An absorbing history of how Coke’s insatiable thirst for natural resources shaped the company and reshaped the globe.
Publisher
W.W. Norton
Publication Date
December 6, 2016

Citizen Coke

How did Coca-Cola build a global empire by selling a low-price concoction of mostly sugar, water, and caffeine?

The easy answer is advertising, but the real formula to Coke’s success was its strategy, from the start, to offload costs and risks onto suppliers, franchisees, and the government. For most of its history the company owned no bottling plants, water sources, cane- or cornfields. A lean operation, it benefited from public goods like cheap municipal water and curbside recycling programs. Its huge appetite for ingredients gave it outsized influence on suppliers and congressional committees. This was Coca-Cola capitalism.

In this new history Bartow J. Elmore explores Coke through its ingredients, showing how the company secured massive quantities of coca leaf, caffeine, sugar, and other inputs. Its growth was driven by shrewd leaders such as Asa Candler, who scaled an Atlanta soda-fountain operation into a national empire, and “boss” Robert Woodruff, who nurtured partnerships with companies like Hershey and Monsanto. These men, and the company they helped build, were seen as responsible citizens, bringing jobs and development to every corner of the globe. But as Elmore shows, Coke was usually getting the sweet end of the deal.

It continues to do so. Alongside Coke’s recent public investments in water purification infrastructure, especially in Africa, it has also built—less publicly—a rash of bottling plants in dangerously arid regions. Looking past its message of corporate citizenship, Elmore finds a strategy of relentless growth.
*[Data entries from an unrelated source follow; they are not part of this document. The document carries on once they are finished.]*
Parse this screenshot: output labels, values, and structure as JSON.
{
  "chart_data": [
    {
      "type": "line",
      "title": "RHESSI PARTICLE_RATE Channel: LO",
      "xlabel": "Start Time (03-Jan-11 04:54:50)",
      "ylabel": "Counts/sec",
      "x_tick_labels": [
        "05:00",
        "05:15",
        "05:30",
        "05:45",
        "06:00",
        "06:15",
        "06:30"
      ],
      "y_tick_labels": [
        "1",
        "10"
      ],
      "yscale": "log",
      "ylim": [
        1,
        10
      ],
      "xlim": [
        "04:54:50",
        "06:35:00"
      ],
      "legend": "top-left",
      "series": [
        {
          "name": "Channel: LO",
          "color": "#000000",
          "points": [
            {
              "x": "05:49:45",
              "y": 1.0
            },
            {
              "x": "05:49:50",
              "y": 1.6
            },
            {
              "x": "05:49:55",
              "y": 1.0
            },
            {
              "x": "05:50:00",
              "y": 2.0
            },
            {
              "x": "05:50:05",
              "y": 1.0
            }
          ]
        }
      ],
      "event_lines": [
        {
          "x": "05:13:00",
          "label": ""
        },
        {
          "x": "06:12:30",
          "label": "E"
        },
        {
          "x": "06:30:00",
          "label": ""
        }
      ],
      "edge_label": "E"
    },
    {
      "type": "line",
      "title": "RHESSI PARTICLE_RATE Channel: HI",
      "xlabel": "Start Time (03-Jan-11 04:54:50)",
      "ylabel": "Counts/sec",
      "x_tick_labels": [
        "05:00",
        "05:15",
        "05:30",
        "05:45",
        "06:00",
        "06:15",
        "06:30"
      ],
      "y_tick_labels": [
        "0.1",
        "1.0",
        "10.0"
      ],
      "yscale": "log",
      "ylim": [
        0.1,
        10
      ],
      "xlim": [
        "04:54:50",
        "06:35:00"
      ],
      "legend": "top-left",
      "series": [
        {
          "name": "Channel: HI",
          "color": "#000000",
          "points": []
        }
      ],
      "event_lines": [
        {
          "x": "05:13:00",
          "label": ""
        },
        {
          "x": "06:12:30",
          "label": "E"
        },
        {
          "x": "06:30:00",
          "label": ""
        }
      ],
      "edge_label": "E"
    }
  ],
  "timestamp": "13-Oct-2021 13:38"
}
The costs shed by Coke have fallen on the public at large. Its annual use of many billions of gallons of water has strained an increasingly scarce global resource. Its copious servings of high-fructose corn syrup have threatened public health. Citizen Coke became a giant in a world of abundance. In a world of scarcity it is a strain on resources and all who depend on them.

Book reviews

The Wall Street Journal

“[Elmore] examines an old story in a very new way, offering unaccustomed perspectives on a company whose leading product is a household name around the globe.”

The New York Times

“Halfway into “Citizen Coke,” Bartow J. Elmore describes taking a treacherous journey through an Indian jungle in 2010.

This vivid, suspenseful scene encapsulates the book’s essential argument: That for all its attempts to brand itself as an engine of economic development and a philanthropic force, Coke’s thirst for growth has turned it into a parasite on public health and the planet.”

Times Higher Education

Book of the Week

“This is a carefully researched and thoughtful history of a fascinating corporation, and a lesson in how this business grew and prospered largely through getting others to take the risks.”

Kirkus Reviews

Kirkus Star

“A superb, quietly devastating environmental and business history.”

Michael Pollan, author of In Defense of Food

“As the soda wars heat up, this book is an indispensable resource: Citizen Coke by Bartow J. Elmore.”

Axiom Business Book Awards

Gold Medal

Citizen Coke has been awarded a Gold Medal in the 2015 Axiom Business Book Awards, honoring the year's best business books and their authors and publishers.

The American Interest

“Anti-Coca-Cola activism has such potential to bring together health, environment, democracy, inequality, labor, and human rights concerns into a coherent vision for a better world. Citizen Coke is required reading for those who need the factual basis to take the first step toward realizing this potential.”

Berkeleyside

★★★★★

“I was expecting standard fare in business writing — a straightforward chronology of the company from its beginnings as a cocaine-laced stimulant popular in the American South to today’s universal symbol of imperialism. But that’s not what I found. Citizen Coke by Bartow J. Elmore is much more than that, and much better.”

Ted Steinberg, author of Gotham Unbound: The Ecological History of Greater New York

“Coca-Cola is one of the most powerful economic institutions of our time, but its social and ecological impacts remain understudied. Now, in the hands of a talented young historian, corporate capitalism gets the attention it deserves in a careful dissection of the material underpinnings of the world’s most valuable brand. Citizen Coke will cause you to drink less and think more.”

Mark Pendergrast, author of For God, Country, & Coca-Cola

“A fascinating, thought-provoking approach to Coca-Cola history through the drink’s primary ingredients — water, sugar, high-fructose corn syrup, coca leaf, caffeine — and the glass, plastic, and aluminum that contain them.”

Vandana Shiva, author of Stolen Harvest: The Hijacking of the Global Food Supply

“Citizen Coke is a brilliant analysis of Coke’s empire in ecological, economic, and social terms. It allows us to see the contours of an economy based on partnerships between governments and corporations like Coca-Cola. It makes us conscious of the giant ecological footprint of the Real Thing, which impacts the real lives of real people. If you want a deeper understanding of our world today, read Citizen Coke.”

Publishers Weekly

“A well-researched and accessible history of one of the world’s most iconic brands.”